Por Francisco Zúñiga Esquivel

La idea de escalonar los horarios de entrada en las empresas no es nueva, porque si la memoria no nos falla, la propusieron los mismos empresarios hace un buen número de años, cuando las condiciones eran muy diferentes.

Para empezar, no había dos millones de empleos formales, más otro millón de personas que trabajan en el sector informal.

Tampoco había un metro estorbando la vialidad por todos lados, como ahora lo tenemos.

Para empezar.

Sin embargo, la idea no está del todo mal, si la aplican bien.

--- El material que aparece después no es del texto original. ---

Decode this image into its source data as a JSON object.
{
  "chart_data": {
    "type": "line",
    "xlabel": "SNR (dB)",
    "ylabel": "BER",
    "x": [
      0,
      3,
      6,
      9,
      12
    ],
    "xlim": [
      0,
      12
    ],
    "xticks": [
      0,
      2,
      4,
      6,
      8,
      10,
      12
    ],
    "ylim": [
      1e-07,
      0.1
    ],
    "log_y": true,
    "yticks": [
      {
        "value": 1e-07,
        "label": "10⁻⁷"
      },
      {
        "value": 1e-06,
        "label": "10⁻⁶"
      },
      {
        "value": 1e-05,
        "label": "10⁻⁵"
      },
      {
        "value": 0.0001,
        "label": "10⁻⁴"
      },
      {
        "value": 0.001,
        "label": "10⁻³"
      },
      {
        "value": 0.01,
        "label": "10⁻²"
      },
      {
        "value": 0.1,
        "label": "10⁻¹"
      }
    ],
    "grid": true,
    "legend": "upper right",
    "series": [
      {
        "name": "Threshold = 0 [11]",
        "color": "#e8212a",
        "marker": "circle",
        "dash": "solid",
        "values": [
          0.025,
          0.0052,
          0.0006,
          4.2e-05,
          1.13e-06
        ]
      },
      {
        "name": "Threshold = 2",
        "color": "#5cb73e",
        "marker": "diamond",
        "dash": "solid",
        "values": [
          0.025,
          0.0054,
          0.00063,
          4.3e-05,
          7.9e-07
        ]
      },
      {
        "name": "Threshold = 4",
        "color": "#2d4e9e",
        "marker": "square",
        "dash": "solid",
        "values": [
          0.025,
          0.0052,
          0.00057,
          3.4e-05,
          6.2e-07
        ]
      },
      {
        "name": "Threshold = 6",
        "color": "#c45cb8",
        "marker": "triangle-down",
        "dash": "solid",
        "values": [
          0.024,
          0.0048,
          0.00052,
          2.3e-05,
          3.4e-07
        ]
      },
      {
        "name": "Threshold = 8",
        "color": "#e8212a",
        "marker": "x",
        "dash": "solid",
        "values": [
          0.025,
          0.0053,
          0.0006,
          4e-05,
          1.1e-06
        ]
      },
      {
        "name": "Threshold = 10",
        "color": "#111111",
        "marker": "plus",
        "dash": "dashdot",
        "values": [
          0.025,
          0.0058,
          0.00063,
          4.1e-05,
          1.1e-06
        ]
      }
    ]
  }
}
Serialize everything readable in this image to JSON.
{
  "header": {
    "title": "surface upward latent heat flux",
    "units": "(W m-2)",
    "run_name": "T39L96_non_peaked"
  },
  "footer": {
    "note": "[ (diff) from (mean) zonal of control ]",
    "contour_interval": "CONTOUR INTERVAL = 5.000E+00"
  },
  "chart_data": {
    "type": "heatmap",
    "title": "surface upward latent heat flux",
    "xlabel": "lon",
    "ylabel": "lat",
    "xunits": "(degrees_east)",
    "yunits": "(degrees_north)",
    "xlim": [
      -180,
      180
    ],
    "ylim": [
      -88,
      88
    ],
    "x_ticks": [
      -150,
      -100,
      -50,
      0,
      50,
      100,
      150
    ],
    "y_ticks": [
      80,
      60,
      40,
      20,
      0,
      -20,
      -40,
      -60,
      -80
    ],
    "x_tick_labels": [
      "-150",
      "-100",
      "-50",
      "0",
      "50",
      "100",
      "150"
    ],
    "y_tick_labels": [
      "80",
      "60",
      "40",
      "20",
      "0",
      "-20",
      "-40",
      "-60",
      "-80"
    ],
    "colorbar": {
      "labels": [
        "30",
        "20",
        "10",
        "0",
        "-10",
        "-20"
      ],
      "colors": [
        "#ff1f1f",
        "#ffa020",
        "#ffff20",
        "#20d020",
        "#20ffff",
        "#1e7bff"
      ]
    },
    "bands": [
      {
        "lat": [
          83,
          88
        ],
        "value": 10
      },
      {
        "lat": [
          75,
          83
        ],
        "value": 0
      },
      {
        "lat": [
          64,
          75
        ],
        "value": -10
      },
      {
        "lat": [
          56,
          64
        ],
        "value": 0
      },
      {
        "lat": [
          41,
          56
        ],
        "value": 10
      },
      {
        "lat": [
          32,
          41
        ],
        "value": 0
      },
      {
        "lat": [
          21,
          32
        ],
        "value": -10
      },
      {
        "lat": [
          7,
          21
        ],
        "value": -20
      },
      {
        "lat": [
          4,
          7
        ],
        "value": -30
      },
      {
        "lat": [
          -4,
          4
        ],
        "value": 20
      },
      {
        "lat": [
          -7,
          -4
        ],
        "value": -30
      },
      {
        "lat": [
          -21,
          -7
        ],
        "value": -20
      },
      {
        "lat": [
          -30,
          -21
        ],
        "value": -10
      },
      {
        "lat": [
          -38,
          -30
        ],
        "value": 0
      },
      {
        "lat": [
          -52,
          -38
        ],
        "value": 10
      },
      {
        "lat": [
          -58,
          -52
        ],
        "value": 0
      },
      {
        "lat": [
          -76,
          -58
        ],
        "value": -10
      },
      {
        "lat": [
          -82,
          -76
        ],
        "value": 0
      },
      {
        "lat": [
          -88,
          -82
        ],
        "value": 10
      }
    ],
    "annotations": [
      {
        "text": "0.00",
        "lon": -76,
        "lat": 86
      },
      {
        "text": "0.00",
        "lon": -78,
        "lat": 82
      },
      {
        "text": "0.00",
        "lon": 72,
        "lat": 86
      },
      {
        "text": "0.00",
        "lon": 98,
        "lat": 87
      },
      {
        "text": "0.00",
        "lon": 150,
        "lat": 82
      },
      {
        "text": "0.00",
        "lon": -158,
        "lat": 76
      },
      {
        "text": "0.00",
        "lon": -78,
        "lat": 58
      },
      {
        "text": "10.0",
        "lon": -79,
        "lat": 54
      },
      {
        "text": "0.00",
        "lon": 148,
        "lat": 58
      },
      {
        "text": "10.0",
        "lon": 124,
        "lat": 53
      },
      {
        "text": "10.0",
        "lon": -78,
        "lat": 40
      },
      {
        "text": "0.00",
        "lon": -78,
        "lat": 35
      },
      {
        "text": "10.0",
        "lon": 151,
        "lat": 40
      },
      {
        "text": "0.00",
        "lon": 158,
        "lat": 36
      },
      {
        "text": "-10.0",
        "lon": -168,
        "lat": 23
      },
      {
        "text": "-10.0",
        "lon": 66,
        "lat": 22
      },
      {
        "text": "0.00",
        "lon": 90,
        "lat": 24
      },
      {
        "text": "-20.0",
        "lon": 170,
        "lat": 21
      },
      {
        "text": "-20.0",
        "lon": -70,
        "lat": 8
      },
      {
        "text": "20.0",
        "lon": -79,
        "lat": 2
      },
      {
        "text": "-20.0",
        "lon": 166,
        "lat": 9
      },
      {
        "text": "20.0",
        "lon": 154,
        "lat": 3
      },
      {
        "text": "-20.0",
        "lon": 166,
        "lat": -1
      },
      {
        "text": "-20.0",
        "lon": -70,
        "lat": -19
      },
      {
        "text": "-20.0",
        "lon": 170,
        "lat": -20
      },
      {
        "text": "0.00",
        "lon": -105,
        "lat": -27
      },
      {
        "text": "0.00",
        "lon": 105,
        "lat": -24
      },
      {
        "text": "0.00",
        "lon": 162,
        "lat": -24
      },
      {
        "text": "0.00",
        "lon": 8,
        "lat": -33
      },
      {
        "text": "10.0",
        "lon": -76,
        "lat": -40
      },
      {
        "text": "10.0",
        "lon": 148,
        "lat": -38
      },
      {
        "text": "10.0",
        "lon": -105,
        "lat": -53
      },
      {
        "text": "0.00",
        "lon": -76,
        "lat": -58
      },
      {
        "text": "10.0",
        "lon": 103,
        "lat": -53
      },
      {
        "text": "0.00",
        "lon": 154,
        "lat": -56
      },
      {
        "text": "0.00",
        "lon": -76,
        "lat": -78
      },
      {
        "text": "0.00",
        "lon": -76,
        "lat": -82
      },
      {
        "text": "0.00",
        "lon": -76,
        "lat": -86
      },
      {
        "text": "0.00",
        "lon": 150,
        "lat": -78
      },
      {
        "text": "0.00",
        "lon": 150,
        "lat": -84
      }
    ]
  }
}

Escalonar los horarios apenas media hora de nada servirá, porque los trayectos de los trabajadores, entre sus casas y el centro de empleo, duran dos horas, más si viajan hasta la zona industrial allende al Libramiento Noroeste.

Quizá una logística adecuada funcione.

Pero definitivamente, si no se aumenta el número de unidades, o se reestructuran las rutas, de nada servirá. El sistema actual tiene su esqueleto principal en el Metro, y las diversas líneas de transporte urbano funcionan como alimentadoras de éste.

Al no existir realmente un Metro con capacidad para mover a todos Monterrey, es difícil que el sistema funcione como relojito suizo de los de antes. Eso sólo en la imaginación de nuestro Señor Gobernador, quien ya decretó que los horarios escalonados son la solución y no se necesita nada más.

Al contrario, se necesita mucho más que obligar a operarios y directivos a entrar a las seis de la mañana.

Olvida Samuel García que si bien los obreros pueden empezar a cualquier hora, pues en muchas empresas no se suspende nunca el flujo de operaciones, la gente de corbata y cuello blanco es distinta. Tiene que regirse bajo horarios convencionales.

Imagínense a todo el personal de una oficina esperando que el resto de las empresas con las cuales intercambia negociaciones empiecen a trabajar. Es decir, de 6 a 9, tomando café y esperando.

Las que exportan, que son muchas, tienen que ajustarse incluso a horarios internacionales. No en la producción, sino en tramites y negociaciones.

Pero démosle el beneficio de la duda al Gobernador. Total, un nuevo fallo en sus ideas, ya no llega a decepción.